Le coursier salua et sauta au volant de la voiture qu'il avait garée le long du trottoir devant l'immeuble.
On était le 26 juillet. Pope n'avait toujours pas réglé son loyer ni remis les pieds à l'appartement depuis le 23. Inquiétant… Peut-être avait-il déménagé à la cloche de bois ? Le gardien soupesa la lettre avec méfiance et décida qu'il était de son devoir de prendre connaissance de son contenu. Il passa dans la cuisine où bouillait une casserole d'eau pour du thé qu'il mettrait ensuite à glacer dans le réfrigérateur. Il maintint l'enveloppe au-dessus de la vapeur le temps de pouvoir en décoller la partie supérieure à l'aide d'une lame de rasoir. Il déplia ensuite la feuille de papier pliée en quatre, à peu près certain de ce qu'elle allait lui apprendre. Il lut une première fois, sans comprendre. Il relut. Alors, il s'appuya à la table comme s'il avait reçu un coup de pied de cheval.

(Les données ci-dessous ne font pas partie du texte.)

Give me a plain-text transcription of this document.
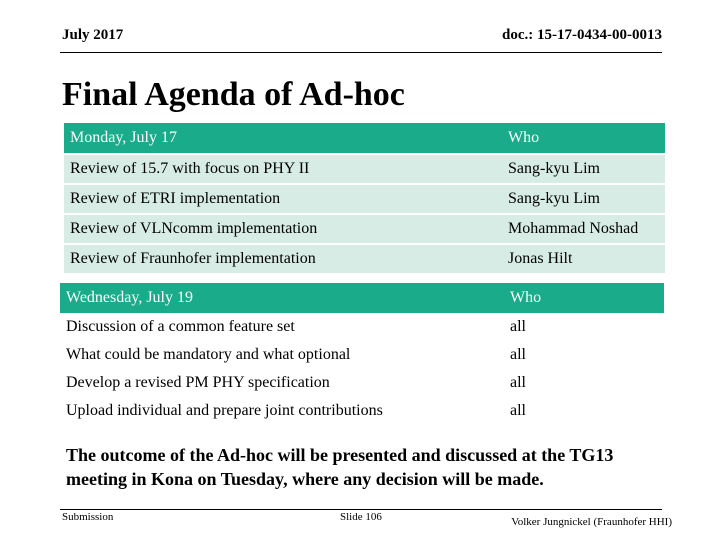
July 2017	doc.: 15-17-0434-00-0013
Final Agenda of Ad-hoc
Monday, July 17	Who
Review of 15.7 with focus on PHY II	Sang-kyu Lim
Review of ETRI implementation	Sang-kyu Lim
Review of VLNcomm implementation	Mohammad Noshad
Review of Fraunhofer implementation	Jonas Hilt
Wednesday, July 19	Who
Discussion of a common feature set	all
What could be mandatory and what optional	all
Develop a revised PM PHY specification	all
Upload individual and prepare joint contributions	all
The outcome of the Ad-hoc will be presented and discussed at the TG13 meeting in Kona on Tuesday, where any decision will be made.
Submission	Slide 106	Volker Jungnickel (Fraunhofer HHI)
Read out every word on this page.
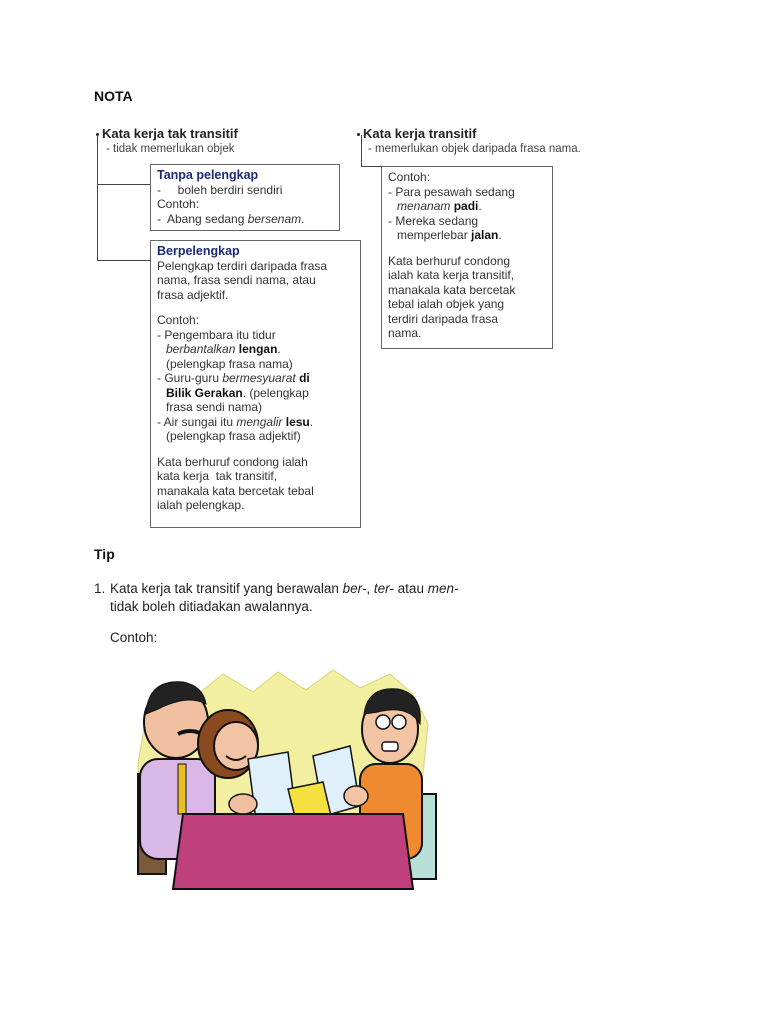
NOTA
Kata kerja tak transitif
- tidak memerlukan objek
Kata kerja transitif
- memerlukan objek daripada frasa nama.

Tanpa pelengkap

-     boleh berdiri sendiri

Contoh:

-  Abang sedang bersenam.

Berpelengkap

Pelengkap terdiri daripada frasa

nama, frasa sendi nama, atau

frasa adjektif.

Contoh:

- Pengembara itu tidur

berbantalkan lengan.

(pelengkap frasa nama)

- Guru-guru bermesyuarat di

Bilik Gerakan. (pelengkap

frasa sendi nama)

- Air sungai itu mengalir lesu.

(pelengkap frasa adjektif)

Kata berhuruf condong ialah

kata kerja  tak transitif,

manakala kata bercetak tebal

ialah pelengkap.

Contoh:

- Para pesawah sedang

menanam padi.

- Mereka sedang

memperlebar jalan.

Kata berhuruf condong

ialah kata kerja transitif,

manakala kata bercetak

tebal ialah objek yang

terdiri daripada frasa

nama.

Tip
1. Kata kerja tak transitif yang berawalan ber-, ter- atau men-
tidak boleh ditiadakan awalannya.
Contoh:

Ils étaient une dizaine, vautrés autour d'un banc à l'ombre des grands pins parasols. L'un d'eux, un immense rouquin au front enserré d'un foulard rouge, grattait de la guitare. Un autre, couché à même le sol, rythmait la mélodie en frappant de la paume de la main sur un bidon vide posé sur son ventre. Quelques filles fredonnaient. Tous avaient entre dix-huit et vingt-cinq ans. Parfois, les passants marquaient le pas pour écouter leur musique. La Côte regorgeait d'étudiants venus de tous les coins d'Europe pour se dorer la peau au soleil. Le pain ne coûtait pas cher, ni les fruits ou les tomates, on couchait à la belle étoile, le spectacle et les filles étaient gratuits, la mer et le ciel étaient à tout le monde.
« Provocation ! dit paresseusement un Hollandais en désignant la Rolls blanche décapotée garée quelques mètres plus loin.
— Nouveaux riches… bâilla sa compagne.
— Commerce des bœufs.
— Tu aurais le culot de te balader dans un truc pareil ?
— Tu m'as regardé ?
— A quarante berges, tu lécheras le cul d'un P.D.G. pour avoir la même.
— Autant crever tout de suite !
— Hans, tu as ta bombe ?
— Dans ma musette.
— Faites pas les cons, les mecs ! Qu'est-ce qu'on en a à foutre ?
— La beauté du geste.
— Merde, on était peinards…
— Hans, va la chercher ! »
Hans sortit d'un sac un cylindre semblable à une bombe de mousse à raser.
« Qu'est-ce que j'écris ?
— Capitaliste, go home !
— Idiot. Ici, il est chez lui. C'est trop long. J'ai la flemme.
— Cochon de riche ?… C'est pas mal, ça ! »
Hans s'accroupit contre les flancs de la Rolls. La peinture noire gicla de la bombe sur la carrosserie immaculée. Aucun des participants ne put s'empêcher de rire. Des passants firent chorus en s'attroupant autour du groupe.
Hans était un spécialiste. La nuit, il allait tracer des inscriptions vengeresses sur les murs des édifices publics, stigmatisant tour à tour les partis politiques, la pollution, l'énergie atomique et les pouvoirs officiels.
« Je suis un ancien colonel et je proteste ! dit l'un des spectateurs.
— Elle est à nous, s'indigna le guitariste. De quel droit voulez-vous empêcher de la peindre, colonel ? »
Les rires redoublèrent. Hans en était à la lettre « R » du mot « riche ». Il tendit la bombe à une longue fille aux cheveux blond cendré.